Azure Cosmos DB での取得拡張生成 (RAG)
取得拡張生成 (RAG) は、大規模言語モデル (LLM) の能力と堅牢な情報取得システムを組み合わせ、より正確でよりコンテキストに関連した応答を作成します。 事前トレーニング済みのデータのみに依存する従来の生成モデルとは異なり、RAG アーキテクチャでは、リアルタイムの情報取得を統合することで LLM の機能が強化されます。 この機能強化により、応答は生成モデルだけでなく、利用可能な最も関連性の高い最新のデータにも基づきます。
ベクトル検索をサポートする運用データベースである Azure Cosmos DB は、RAG を実装するための優れたプラットフォームとして際立っています。 1 つのデータベースで運用と分析の両方のワークロードを処理できる機能と、マルチテナント機能や階層型パーティション キーなどの高度な機能によって、最新式の生成型 AI アプリケーションを構築するための強固な基盤を提供します。
Azure Cosmos DB を使用することの主なメリット
統合されたデータ ストレージと取得
Azure Cosmos DB を使用すると、統合データベース システム内のベクトル検索機能をシームレスに統合できます。 つまり、運用データとベクトル化されたデータが共存するため、個別のインデックス作成システムが不要になります。
リアルタイム データ インジェストとクエリの実行
Azure Cosmos DB では、リアルタイムのインジェストとクエリの実行がサポートされているため、AI アプリケーションに最適です。 これは、データの鮮度が生成される応答の関連性に大きく影響する可能性があるため、RAG アーキテクチャにとって非常に重要です。
スケーラビリティとグローバル分散
大規模なアプリケーション向けに設計された Azure Cosmos DB は、グローバル分散と瞬時の自動スケールを提供します。 これにより、RAG 対応アプリケーションでボリュームの大きいクエリを処理し、ユーザーの場所に関係なく一貫したパフォーマンスを実現できます。
高可用性と信頼性
Azure Cosmos DB では、スループット、待機時間、可用性を考慮した包括的な SLA が提供されます。 この信頼性により、RAG システムを常に使用でき、ダウンタイムを最小限に抑えて応答を生成することができます。
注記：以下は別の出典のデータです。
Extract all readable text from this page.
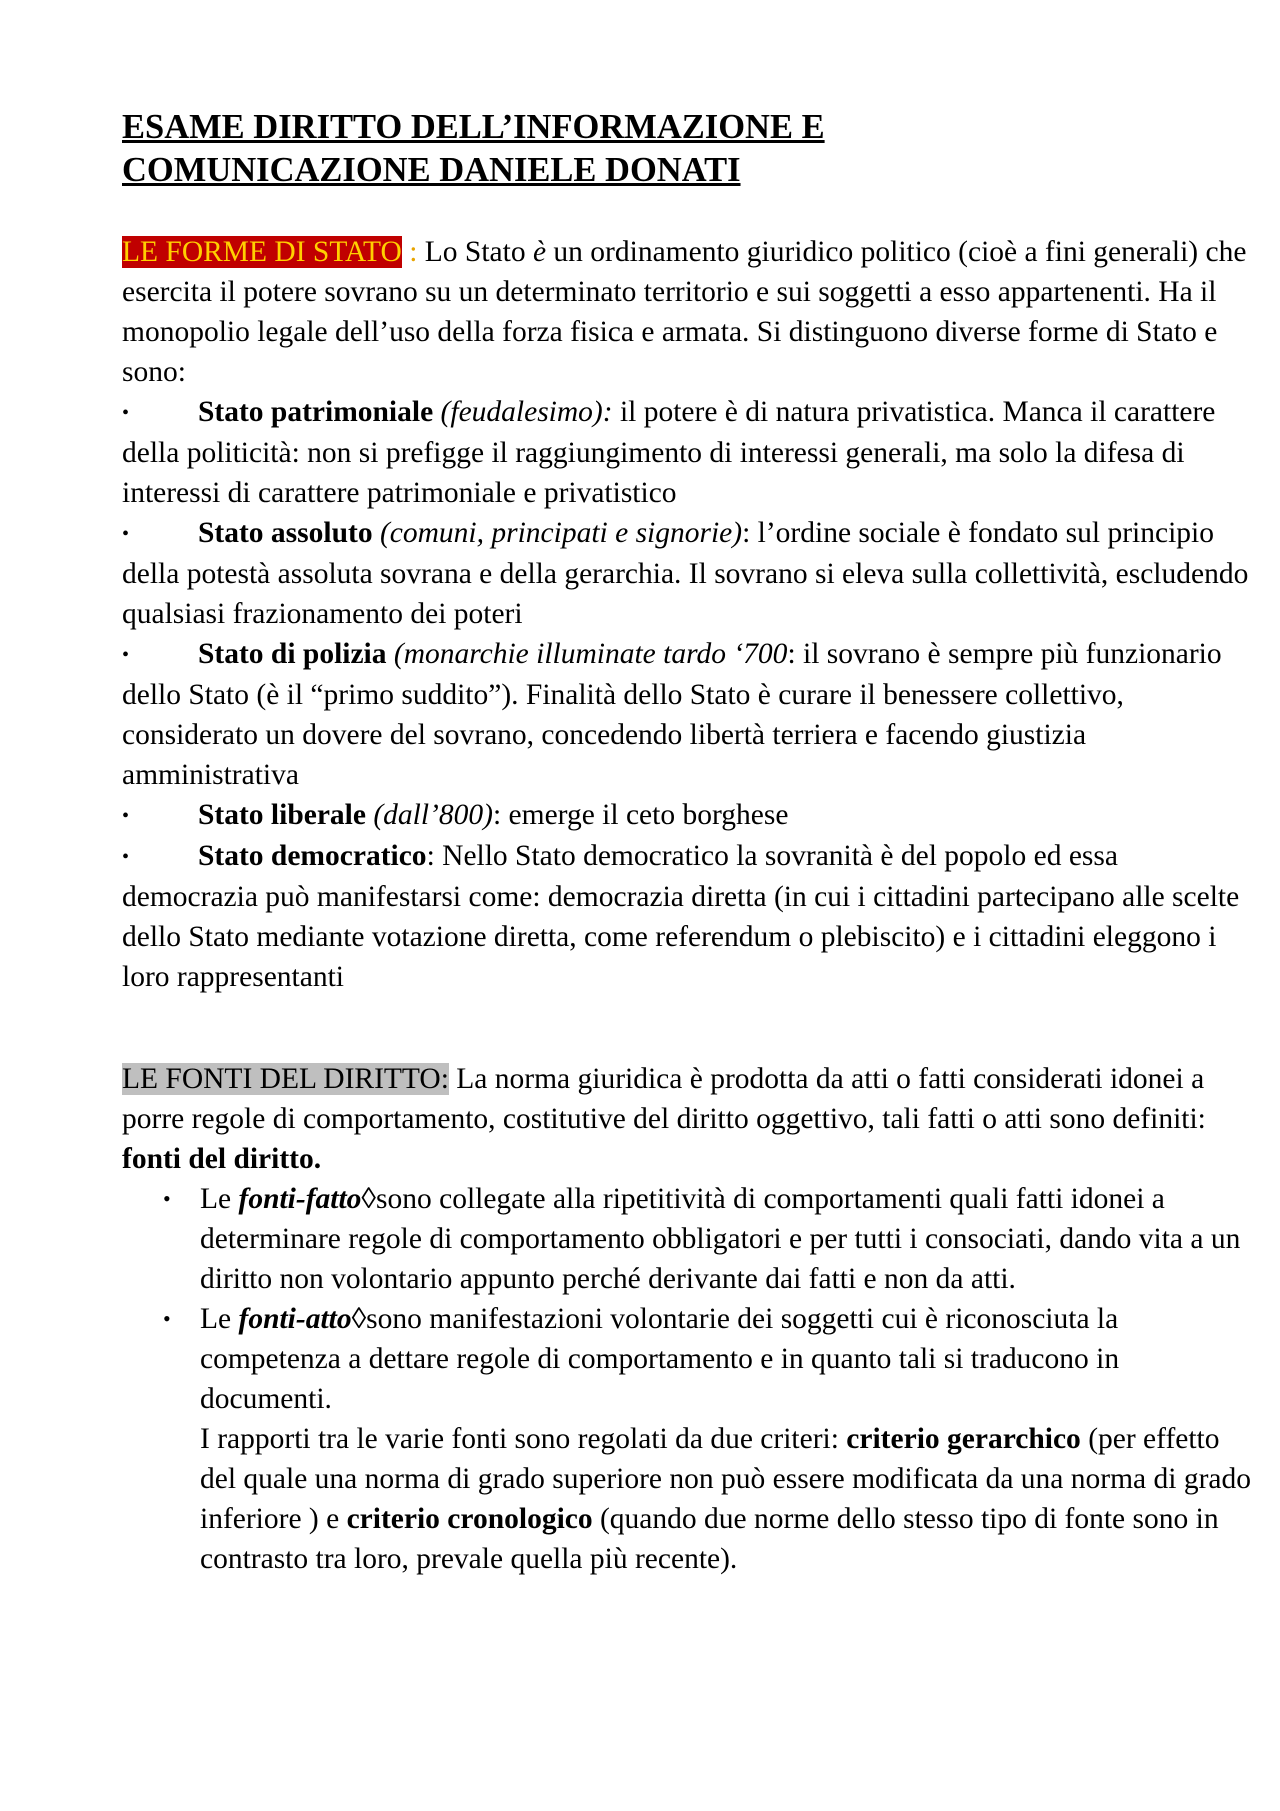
ESAME DIRITTO DELL’INFORMAZIONE E
COMUNICAZIONE DANIELE DONATI

LE FORME DI STATO : Lo Stato è un ordinamento giuridico politico (cioè a fini generali) che esercita il potere sovrano su un determinato territorio e sui soggetti a esso appartenenti. Ha il monopolio legale dell’uso della forza fisica e armata. Si distinguono diverse forme di Stato e sono:

•Stato patrimoniale (feudalesimo): il potere è di natura privatistica. Manca il carattere della politicità: non si prefigge il raggiungimento di interessi generali, ma solo la difesa di interessi di carattere patrimoniale e privatistico
•Stato assoluto (comuni, principati e signorie): l’ordine sociale è fondato sul principio della potestà assoluta sovrana e della gerarchia. Il sovrano si eleva sulla collettività, escludendo qualsiasi frazionamento dei poteri
•Stato di polizia (monarchie illuminate tardo ‘700: il sovrano è sempre più funzionario dello Stato (è il “primo suddito”). Finalità dello Stato è curare il benessere collettivo, considerato un dovere del sovrano, concedendo libertà terriera e facendo giustizia amministrativa
•Stato liberale (dall’800): emerge il ceto borghese
•Stato democratico: Nello Stato democratico la sovranità è del popolo ed essa democrazia può manifestarsi come: democrazia diretta (in cui i cittadini partecipano alle scelte dello Stato mediante votazione diretta, come referendum o plebiscito) e i cittadini eleggono i loro rappresentanti

LE FONTI DEL DIRITTO: La norma giuridica è prodotta da atti o fatti considerati idonei a porre regole di comportamento, costitutive del diritto oggettivo, tali fatti o atti sono definiti: fonti del diritto.

•
Le fonti-fatto◊sono collegate alla ripetitività di comportamenti quali fatti idonei a determinare regole di comportamento obbligatori e per tutti i consociati, dando vita a un diritto non volontario appunto perché derivante dai fatti e non da atti.
•
Le fonti-atto◊sono manifestazioni volontarie dei soggetti cui è riconosciuta la competenza a dettare regole di comportamento e in quanto tali si traducono in documenti.

I rapporti tra le varie fonti sono regolati da due criteri: criterio gerarchico (per effetto del quale una norma di grado superiore non può essere modificata da una norma di grado inferiore ) e criterio cronologico (quando due norme dello stesso tipo di fonte sono in contrasto tra loro, prevale quella più recente).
階層パーティション キーを使用したマルチテナント機能
Azure Cosmos DB では、さまざまなパフォーマンスとセキュリティの分離モデルによってマルチテナント機能がサポートされているため、同じデータベース内のさまざまなクライアントまたはユーザー グループのデータを簡単に管理できます。 この機能は、テナント データの分離がセキュリティとコンプライアンスに不可欠な SaaS アプリケーションで特に役立ちます。
包括的なセキュリティ機能
エンド ツー エンドの暗号化、ロールベースのアクセス制御 (RBAC)、仮想ネットワーク (VNet) の統合といった組み込み機能により、Azure Cosmos DB はデータのセキュリティを確保します。 これらのセキュリティ対策は、機密情報を処理するエンタープライズ レベルの RAG アプリケーションに不可欠です。
Azure Cosmos DB を使用した RAG の実装
ヒント
その他の RAG サンプルについては、AzureDataRetrievalAugmentedGenerationSamples を参照してください
Azure Cosmos DB を使用して RAG アプリケーションを構築するための合理化されたプロセスを次に示します。
- データ インジェスト: ドキュメント、イメージ、その他のコンテンツ タイプを Azure Cosmos DB に格納します。 ベクトル検索をサポートするデータベースを利用して、ベクトル化されたコンテンツのインデックス作成と取得を行います。
- クエリ実行: ユーザーがクエリを送信すると、Azure Cosmos DB はベクトル検索機能を使用して最も関連性の高いデータをすばやく取得できます。
- LLM 統合: 取得したデータを LLM (Azure OpenAI など) に渡して応答を生成します。 Cosmos DB によって提供される適切に構造化されたデータにより、モデルの出力の品質が向上します。
- 応答生成: LLM はデータを処理し、包括的な応答を生成します。その後、ユーザーに配信されます。